Machine Vision research relies on supervised learning to train models, and supervised learning requires the use of huge datasets of labeled images.

These datasets are built by real people who put bounding boxes around cats (and other objects) on millions of images.
people

The big guys can afford this, but it's too expensive and time-consuming for the rest of us. Luckily, they've made many of these datasets available, but what if we want to classify something other than cats?
google stanford

Human-curated datasets are also a bottleneck for research efficiency. Even methods such as active learning, in which a neural network learns batch by batch and helps the human labeler until the NN has a high enough accuracy, require a fair amount of human input. Other areas of ML such as Natural Language Processing don't have this bottleneck, and MV has FOMO w.r.t.

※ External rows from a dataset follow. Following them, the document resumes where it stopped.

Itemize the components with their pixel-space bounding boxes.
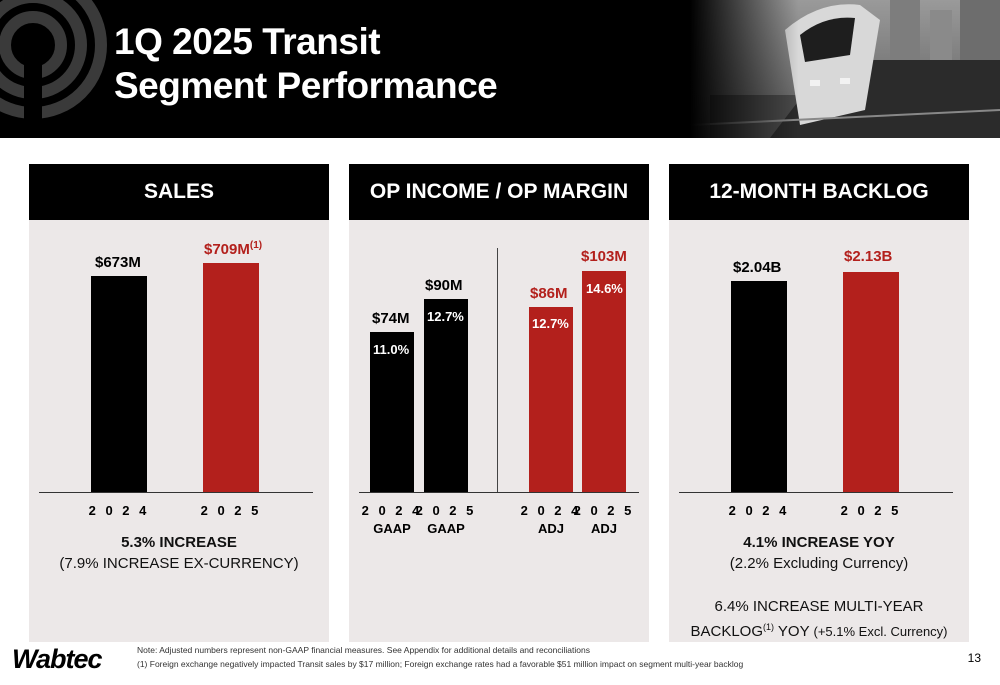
title-line-1: 1Q 2025 Transit (114, 21, 381, 62)
op-tick-2024-gaap: 2 0 2 4 (361, 503, 423, 518)
sales-panel: SALES $673M $709M(1) 2 0 2 4 2 0 2 5 5.3… (29, 164, 329, 642)
backlog-tick-2024: 2 0 2 4 (728, 503, 790, 518)
wabtec-ring-mark-icon (0, 0, 107, 120)
op-income-panel: OP INCOME / OP MARGIN $74M $90M $86M $10… (349, 164, 649, 642)
backlog-value-2025: $2.13B (844, 248, 893, 265)
op-bar-2025-adj (582, 271, 626, 492)
sales-value-2024: $673M (95, 254, 141, 271)
op-tick-2024-adj: 2 0 2 4 (520, 503, 582, 518)
sales-caption-line1: 5.3% INCREASE (121, 534, 237, 551)
op-bar-2025-gaap (424, 299, 468, 492)
sales-heading: SALES (29, 164, 329, 220)
op-bar-2024-adj (529, 307, 573, 492)
train-photo (690, 0, 1000, 138)
op-income-axis (359, 492, 639, 493)
sales-value-2025: $709M(1) (204, 240, 263, 258)
backlog-heading: 12-MONTH BACKLOG (669, 164, 969, 220)
backlog-caption: 4.1% INCREASE YOY (2.2% Excluding Curren… (669, 532, 969, 574)
sales-bar-2025 (203, 263, 259, 493)
sales-axis (39, 492, 313, 493)
backlog-tick-2025: 2 0 2 5 (840, 503, 902, 518)
op-bar-2024-gaap (370, 332, 414, 492)
title-banner: 1Q 2025 Transit Segment Performance (0, 0, 1000, 138)
op-value-2024-adj: $86M (530, 285, 568, 302)
op-tick-2025-adj: 2 0 2 5 (573, 503, 635, 518)
sales-caption: 5.3% INCREASE (7.9% INCREASE EX-CURRENCY… (29, 532, 329, 574)
backlog-bar-2025 (843, 272, 899, 492)
op-margin-2024-gaap: 11.0% (373, 342, 410, 357)
footer-footnote-1: (1) Foreign exchange negatively impacted… (137, 659, 744, 669)
gaap-adj-divider (497, 248, 498, 492)
footer-note: Note: Adjusted numbers represent non-GAA… (137, 645, 590, 655)
backlog-caption-line4: BACKLOG(1) YOY (+5.1% Excl. Currency) (690, 622, 948, 640)
backlog-panel: 12-MONTH BACKLOG $2.04B $2.13B 2 0 2 4 2… (669, 164, 969, 642)
backlog-bar-2024 (731, 281, 787, 492)
page-number: 13 (967, 651, 981, 665)
sales-bar-2024 (91, 276, 147, 493)
backlog-axis (679, 492, 953, 493)
op-margin-2025-adj: 14.6% (586, 281, 623, 296)
op-tick-2025-gaap: 2 0 2 5 (415, 503, 477, 518)
wabtec-logo: Wabtec (12, 644, 103, 674)
op-margin-2024-adj: 12.7% (532, 316, 569, 331)
backlog-caption-line1: 4.1% INCREASE YOY (743, 534, 895, 551)
op-value-2024-gaap: $74M (372, 310, 410, 327)
sales-tick-2025: 2 0 2 5 (200, 503, 262, 518)
op-income-heading: OP INCOME / OP MARGIN (349, 164, 649, 220)
sales-caption-line2: (7.9% INCREASE EX-CURRENCY) (59, 555, 299, 572)
title-line-2: Segment Performance (114, 65, 498, 106)
sales-tick-2024: 2 0 2 4 (88, 503, 150, 518)
backlog-value-2024: $2.04B (733, 259, 782, 276)
backlog-multiyear-caption: 6.4% INCREASE MULTI-YEAR BACKLOG(1) YOY … (669, 596, 969, 642)
backlog-caption-line2: (2.2% Excluding Currency) (729, 555, 909, 572)
page-title: 1Q 2025 Transit Segment Performance (114, 20, 498, 108)
op-margin-2025-gaap: 12.7% (427, 309, 464, 324)
op-basis-2024-gaap: GAAP (373, 521, 411, 536)
op-value-2025-gaap: $90M (425, 277, 463, 294)
op-basis-2025-adj: ADJ (590, 521, 617, 536)
op-basis-2024-adj: ADJ (537, 521, 564, 536)
op-basis-2025-gaap: GAAP (427, 521, 465, 536)
op-value-2025-adj: $103M (581, 248, 627, 265)
backlog-caption-line3: 6.4% INCREASE MULTI-YEAR (714, 598, 924, 615)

NLP!

automate

In addition, pre-trained deep learning models that have not been trained on the target data can be used creatively to label images.

Brobot's automation framework provides a good basis for building a labeling tool
(a ✓ means Brobot now has this functionality, and a _ means that it's a work in progress).

✓ Brobot's state-based automation
Pattern matching
Color matching
Movement
...
_ Representation learning
_ Deep Learning models pre-trained on other data, used creatively

Note: Labeled datasets built by Brobot would be used for automation, as part of a Visual API*. The goal of Brobot is to be able to control an environment with visual cues. Images for labeling should be collected from the GUI as screenshots, keeping in mind how easy they will be to classify. For example, when attempting to label white cats in a game, if possible they should appear on a non-white background. Often, this can be controlled by the user. In contrast, for most deep learning applications in the real world, the contents of the images cannot be controlled as easily. Brobot is focused only on the 2D environment of the GUI.

  • A Visual API is a representation of the environment that can be used to control it. Similar to a programmatic API, a Visual API can be accessed with code and manipulated with the GUI automation tools provided by Brobot. To give an example, Starcraft made a programmatic API available to AI researchers to test reinforcement learning techniques. What if Starcraft hadn't made an API available yet you wanted to use the game to test your AI? Brobot attempts to solve this problem by converting visual cues into a programmatic API.